Faktor Risiko Inkontinensia Urine Pada Lansia Panti Sosial Tuna Werdha
(PSTW) Sumatera Barat. Penelitian ini merupakan penelitian observasi
analitik dengan pendekatan cross sectional. Derajat inkontinensia urin
ditentukan dengan menggunakan alat ukur diagnosis inkontinensia uring,
berupa kuesioner yang berpedoman pada Sandvix Severity Index (SSI) dan
The Three Incobtinence (3 IQ). Penelitian ini menggunakan total sampling
pada lansia ≥ 45 tahun.
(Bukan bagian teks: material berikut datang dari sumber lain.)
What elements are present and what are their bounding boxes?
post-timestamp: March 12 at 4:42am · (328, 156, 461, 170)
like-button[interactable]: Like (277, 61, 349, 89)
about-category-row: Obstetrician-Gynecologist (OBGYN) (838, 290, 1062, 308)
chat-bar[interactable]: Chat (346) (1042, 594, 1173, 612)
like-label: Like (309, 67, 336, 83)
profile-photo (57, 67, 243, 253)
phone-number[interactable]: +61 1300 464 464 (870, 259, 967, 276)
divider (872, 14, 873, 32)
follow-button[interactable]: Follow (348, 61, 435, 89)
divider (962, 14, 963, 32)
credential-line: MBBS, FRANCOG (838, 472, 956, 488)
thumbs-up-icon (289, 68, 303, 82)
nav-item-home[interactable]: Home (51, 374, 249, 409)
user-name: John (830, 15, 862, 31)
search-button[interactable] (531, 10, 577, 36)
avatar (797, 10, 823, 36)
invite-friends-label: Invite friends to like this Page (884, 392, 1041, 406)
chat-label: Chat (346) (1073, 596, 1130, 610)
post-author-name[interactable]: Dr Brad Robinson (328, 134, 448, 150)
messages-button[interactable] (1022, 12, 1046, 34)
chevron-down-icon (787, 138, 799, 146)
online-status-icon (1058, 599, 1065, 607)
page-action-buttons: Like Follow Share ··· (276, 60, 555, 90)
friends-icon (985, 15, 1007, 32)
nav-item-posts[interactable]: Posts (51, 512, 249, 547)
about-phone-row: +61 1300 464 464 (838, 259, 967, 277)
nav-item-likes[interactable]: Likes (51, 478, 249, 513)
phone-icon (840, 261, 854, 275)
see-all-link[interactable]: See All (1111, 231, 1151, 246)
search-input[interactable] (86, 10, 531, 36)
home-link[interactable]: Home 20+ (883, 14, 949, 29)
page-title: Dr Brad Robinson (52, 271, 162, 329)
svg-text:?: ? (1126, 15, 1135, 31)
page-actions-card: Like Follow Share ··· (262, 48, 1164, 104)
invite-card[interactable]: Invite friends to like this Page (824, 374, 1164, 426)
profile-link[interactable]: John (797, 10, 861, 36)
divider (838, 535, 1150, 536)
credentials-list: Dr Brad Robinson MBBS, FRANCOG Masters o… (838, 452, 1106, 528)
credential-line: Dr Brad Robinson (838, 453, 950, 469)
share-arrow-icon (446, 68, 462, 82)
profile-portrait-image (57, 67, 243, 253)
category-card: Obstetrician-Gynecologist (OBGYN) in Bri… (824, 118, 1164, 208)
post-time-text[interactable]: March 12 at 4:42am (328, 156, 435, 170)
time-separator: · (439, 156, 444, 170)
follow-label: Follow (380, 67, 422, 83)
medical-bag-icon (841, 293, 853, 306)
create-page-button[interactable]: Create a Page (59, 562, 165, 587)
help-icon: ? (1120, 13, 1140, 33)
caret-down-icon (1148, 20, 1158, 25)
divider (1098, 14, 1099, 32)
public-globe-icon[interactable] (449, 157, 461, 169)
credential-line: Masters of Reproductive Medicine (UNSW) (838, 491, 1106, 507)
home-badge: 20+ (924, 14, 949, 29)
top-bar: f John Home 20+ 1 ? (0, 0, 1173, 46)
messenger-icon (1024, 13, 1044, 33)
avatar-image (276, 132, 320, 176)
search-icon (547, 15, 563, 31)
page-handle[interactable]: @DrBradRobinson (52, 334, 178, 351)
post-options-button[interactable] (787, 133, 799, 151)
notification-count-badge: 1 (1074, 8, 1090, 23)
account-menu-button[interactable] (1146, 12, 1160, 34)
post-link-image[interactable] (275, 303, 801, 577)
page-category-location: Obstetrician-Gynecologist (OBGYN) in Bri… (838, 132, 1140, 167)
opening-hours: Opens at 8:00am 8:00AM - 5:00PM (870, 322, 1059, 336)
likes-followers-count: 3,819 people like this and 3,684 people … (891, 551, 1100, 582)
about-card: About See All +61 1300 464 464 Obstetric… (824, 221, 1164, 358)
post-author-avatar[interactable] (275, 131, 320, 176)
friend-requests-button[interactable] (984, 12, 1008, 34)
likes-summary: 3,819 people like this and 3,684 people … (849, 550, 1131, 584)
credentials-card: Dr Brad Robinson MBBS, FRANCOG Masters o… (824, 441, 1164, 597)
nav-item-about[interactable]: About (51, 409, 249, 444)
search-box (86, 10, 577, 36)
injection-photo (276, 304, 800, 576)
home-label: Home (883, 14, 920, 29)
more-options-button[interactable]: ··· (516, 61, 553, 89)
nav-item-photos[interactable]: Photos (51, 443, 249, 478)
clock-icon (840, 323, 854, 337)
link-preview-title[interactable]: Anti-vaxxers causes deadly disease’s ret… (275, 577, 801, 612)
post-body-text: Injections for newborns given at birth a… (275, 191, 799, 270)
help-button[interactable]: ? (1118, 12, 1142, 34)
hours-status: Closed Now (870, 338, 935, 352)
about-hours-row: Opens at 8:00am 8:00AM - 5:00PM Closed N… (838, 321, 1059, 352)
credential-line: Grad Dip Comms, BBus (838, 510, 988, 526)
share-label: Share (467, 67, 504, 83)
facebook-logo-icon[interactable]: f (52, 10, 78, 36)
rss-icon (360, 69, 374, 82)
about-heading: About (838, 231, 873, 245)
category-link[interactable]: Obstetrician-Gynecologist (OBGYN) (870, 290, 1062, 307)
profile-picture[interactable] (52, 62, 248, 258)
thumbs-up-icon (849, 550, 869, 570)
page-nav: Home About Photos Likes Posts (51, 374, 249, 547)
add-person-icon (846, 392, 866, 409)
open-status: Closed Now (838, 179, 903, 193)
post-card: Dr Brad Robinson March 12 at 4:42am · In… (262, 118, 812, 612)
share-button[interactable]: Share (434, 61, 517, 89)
Hasil dari penelitian ini didapatkan kesimpulan bahwa
lansia yang tinggal di panti werdha Sabai Nan Aluih yang mengalami
inkontinensia urin sebanyak 23.73% dari 59 orang lansia yang diteliti dan
mayoritas adalah laki laki (85.71%) dengan rentang usia terbanyak 65-75
tahun dengan status BMI Normowight, memiliki riwayat penyakit hipertensi
dan pada lansia wanita yang mengalami inkontinensia urin seluruhnya
memiliki riwayat melahirkan normal (partus pervaginam).

Penelitian ini dilakukan oleh Isnaeni 2018 mengenai Hubungan Inkontinensia


Urine Dengan Depresi Pada Lanjut Usia. Penelitian ini merupakan penelitian
deskriptif abalitik, dengan rancangan kolerasi dan pendekatan cross sectional.
Populasi dari penelitian ini adalah usia lanjut di Panti Sosial Tresna Werdha
Budhi Dharma Bekasi dan yang masuk kriteria inklusi sebanyak 50 orang,
dengan sampel sebanyak 50 responden yang diambil secara total sampling,
pengambilan data menggunakan survei, dengan instrumen berupa kuesioner.
Teknik analisis data menggunakan analisis chi square. Hasil dari penelitian
ini menunjukkan bahwa terdapat hubungan yang signifikan antara
inkontinensia urine dengan depresi pada usia lanjut di Panti Sosial Tresna
Werdha Budhi Dharma Bekasi, yang ditujukan dengan nilai hasil uji statistik
diperoleh P value = 0,012 berarti p < 0,05. Responden yang mengalami
inkontinensia urine mempunyai resiko 7.733 kali untuk mengalami depresi
dibandingkan dengan usia lanjut yang tidak mengalami inkontinensia urine.

Penelitian ini dilakukan oleh Young-Mee Lim dkk 2018 Inkontinensia Urine
Sangat Terkait Dengan Depresi Pada Wanita Korea Paruh Baya Dan Lebih
Tua: Data Dari Studi Longitudinal Korea Tentang Penuaan. Pada penelitian
ini sebanyak 1116 peserta didiagnosis dengan inkontinensia urine di
antaranya 7486 responden dilibatkan dalam penelitian ini, menggunakan data
dari survei mapan yang menyelidiki populasi yang mewakili secara
nasional.Wawancara pribadi dengan bantuan komputer digunakan untuk
menilai status inkontinensia urine dan depresi. Depresi dinilai dengan
menggunakan skala 10 item Center for Epidemiological Studies-Depression
(CES-D 10). Hasil proposi pasien dengan depresi secara signifikan lebih
tinggi pada wanita dengan inkontinensia urine (9,1%) dibandingkan pada
wanita tanpa inkontinensia urine (6,3%) (P < 0,0001). Dari hasil penelitian
tersebut inkontinensia urine tidak terkontrol dan sering sangat terkait dengan
depresi pada wanita Korea paruh baya dan lebih tua. Pengelolaan
inkontinensia urine yang memburuk mungkin bermanfaat sebagai bagian dari
penelitian dari penilaian dan pengelolaan depresi.